Pour une appartenance décomplexée

Enfin un dernier « sifflé » qui nous renseigne sur la complexité d’un évènement sportif devenu « le surlendemain » une affaire d’Etat. Il s’agit de l’entraîneur tricolore Raymond Domenech qui a eu incontestablement la part du lion des sifflets du stade de France avant le début du match et à l’annonce des formations des deux équipes. Les siffleurs n’ont pas exprimé cette fois-ci un mal être ou une quelconque revendication sociale ou identitaire, ils se sont exprimés comme 70% des Français qui souhaitent le départ d’un entraîneur décevant par son apathie et ses choix tactiques.

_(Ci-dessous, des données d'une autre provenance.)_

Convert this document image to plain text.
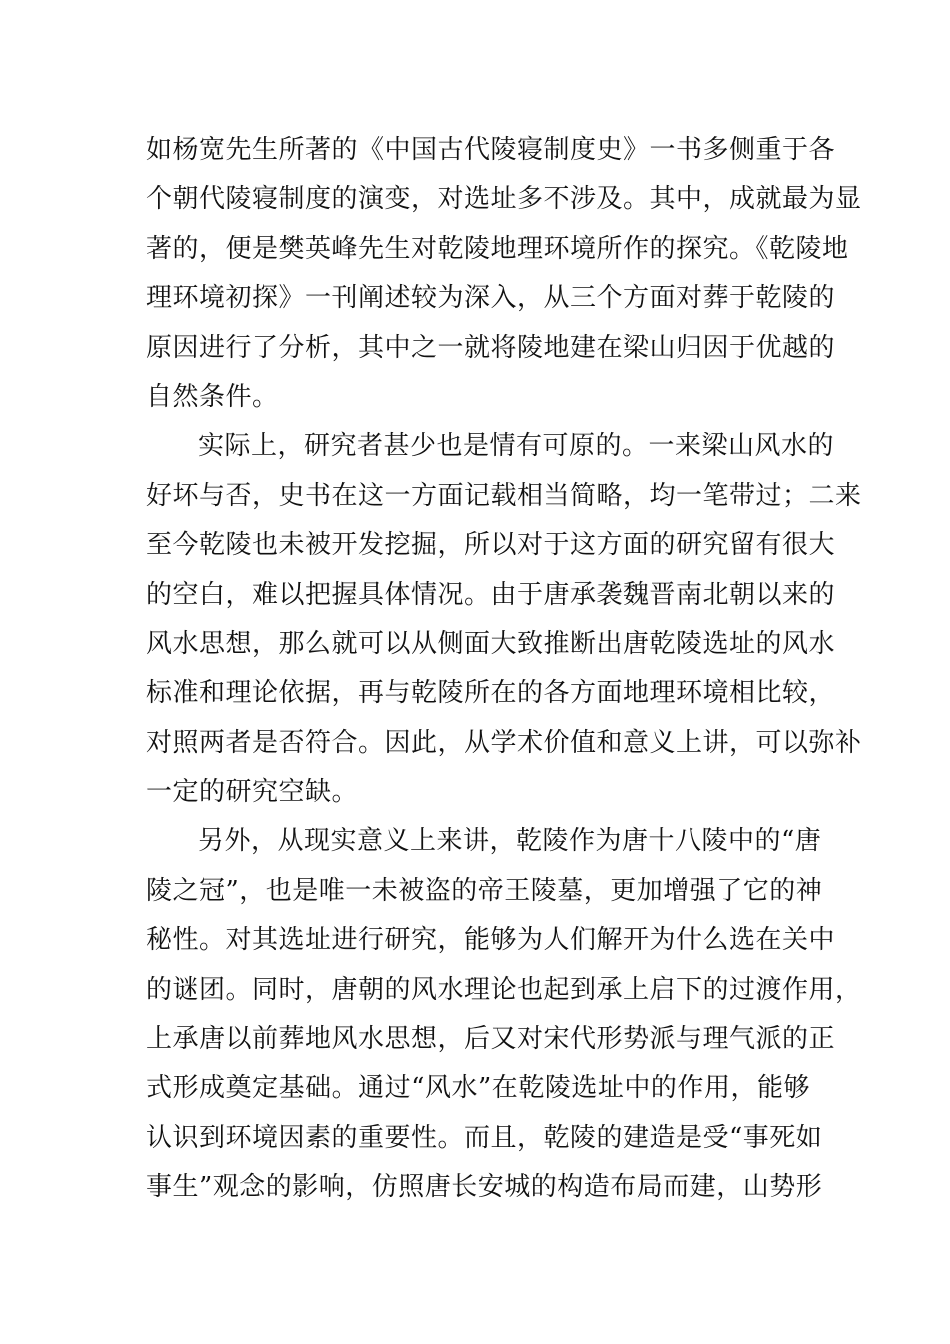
如杨宽先生所著的《中国古代陵寝制度史》一书多侧重于各
个朝代陵寝制度的演变，对选址多不涉及。其中，成就最为显
著的，便是樊英峰先生对乾陵地理环境所作的探究。《乾陵地
理环境初探》一刊阐述较为深入，从三个方面对葬于乾陵的
原因进行了分析，其中之一就将陵地建在梁山归因于优越的
自然条件。
实际上，研究者甚少也是情有可原的。一来梁山风水的
好坏与否，史书在这一方面记载相当简略，均一笔带过；二来
至今乾陵也未被开发挖掘，所以对于这方面的研究留有很大
的空白，难以把握具体情况。由于唐承袭魏晋南北朝以来的
风水思想，那么就可以从侧面大致推断出唐乾陵选址的风水
标准和理论依据，再与乾陵所在的各方面地理环境相比较，
对照两者是否符合。因此，从学术价值和意义上讲，可以弥补
一定的研究空缺。
另外，从现实意义上来讲，乾陵作为唐十八陵中的“唐
陵之冠”，也是唯一未被盗的帝王陵墓，更加增强了它的神
秘性。对其选址进行研究，能够为人们解开为什么选在关中
的谜团。同时，唐朝的风水理论也起到承上启下的过渡作用，
上承唐以前葬地风水思想，后又对宋代形势派与理气派的正
式形成奠定基础。通过“风水”在乾陵选址中的作用，能够
认识到环境因素的重要性。而且，乾陵的建造是受“事死如
事生”观念的影响，仿照唐长安城的构造布局而建，山势形
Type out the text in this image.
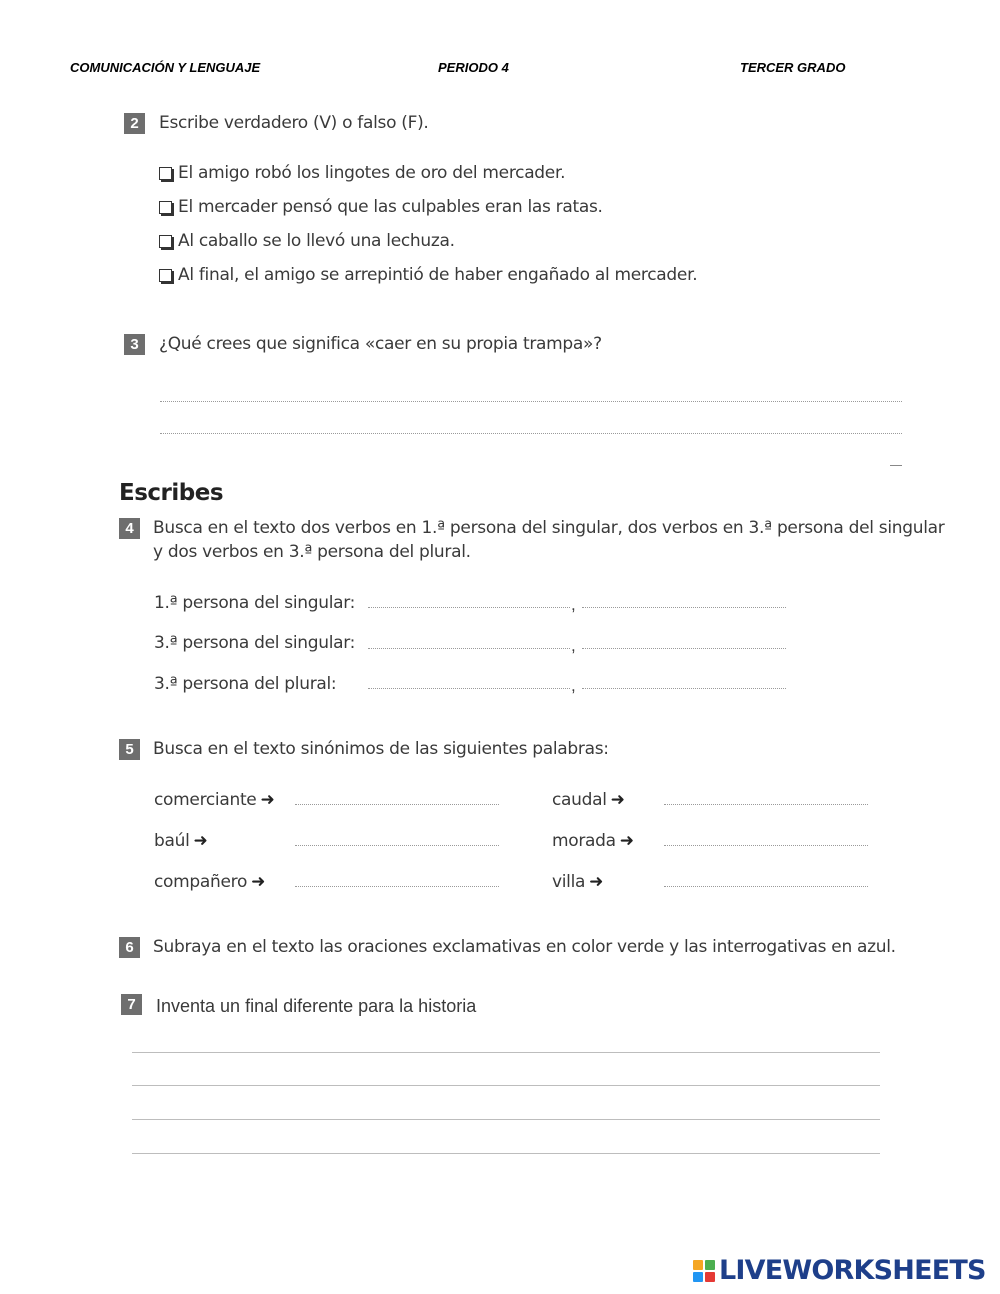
COMUNICACIÓN Y LENGUAJE	PERIODO 4	TERCER GRADO
2	Escribe verdadero (V) o falso (F).
El amigo robó los lingotes de oro del mercader.
El mercader pensó que las culpables eran las ratas.
Al caballo se lo llevó una lechuza.
Al final, el amigo se arrepintió de haber engañado al mercader.
3	¿Qué crees que significa «caer en su propia trampa»?
Escribes
4	Busca en el texto dos verbos en 1.ª persona del singular, dos verbos en 3.ª persona del singular
y dos verbos en 3.ª persona del plural.
1.ª persona del singular:	,
3.ª persona del singular:	,
3.ª persona del plural:	,
5	Busca en el texto sinónimos de las siguientes palabras:
comerciante ➜	caudal ➜
baúl ➜	morada ➜
compañero ➜	villa ➜
6	Subraya en el texto las oraciones exclamativas en color verde y las interrogativas en azul.
7	Inventa un final diferente para la historia
LIVEWORKSHEETS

En sifflant Domenech, les siffleurs l’ont fait par amour pour leur équipe nationale, dont ils exigent performance et assiduité. C’est leur côté français qui a réagi et émergé pendant le sifflement de l’entraîneur national dont personne ne veut à l’exception du Conseil fédéral. En ce sens, leurs sifflements se sont mêlés aux sifflements de supporters tricolores présents dans le stade. Cette opposition sportive entre le pays des origines et le pays de naissance ou d’accueil, a révélé au grand jour une autre opposition culturelle chez une catégorie de Français qui vit un réel déchirement identitaire entre deux appartenances qui s’affrontent au lieu de se compléter, qui se neutralisent au lieu de se renforcer.

Le discours des responsables politiques ne fait qu’attiser « un conflit identitaire » de beaucoup de jeunes qui ne veulent pas et ne peuvent pas se débarrasser d’une culture, d’une couleur, ou d’un prénom pour avoir accès à une citoyenneté à part entière. Ces responsables politiques de tout bord qui ne cachent plus leur admiration au candidat démocrate américain Barack Obama et son parcours exceptionnel, feraient bien de s’inspirer de ce qui a fait la force de ce dernier : sa capacité à réconcilier deux mondes, à mobiliser deux registres, à changer sans renoncer, à décomplexer la double appartenance.

La France des banlieues, de l’immigration, de la diversité ira mieux et constituera une vraie force pour l’ensemble du pays, le jour où les responsables politiques apprendront à lui parler avec humilité, reconnaissance et respect. Le match France-Tunisie aura servi ainsi de catalyseur, et les « sifflets stupides » tant décriés se transformeront en sifflets de l’espoir.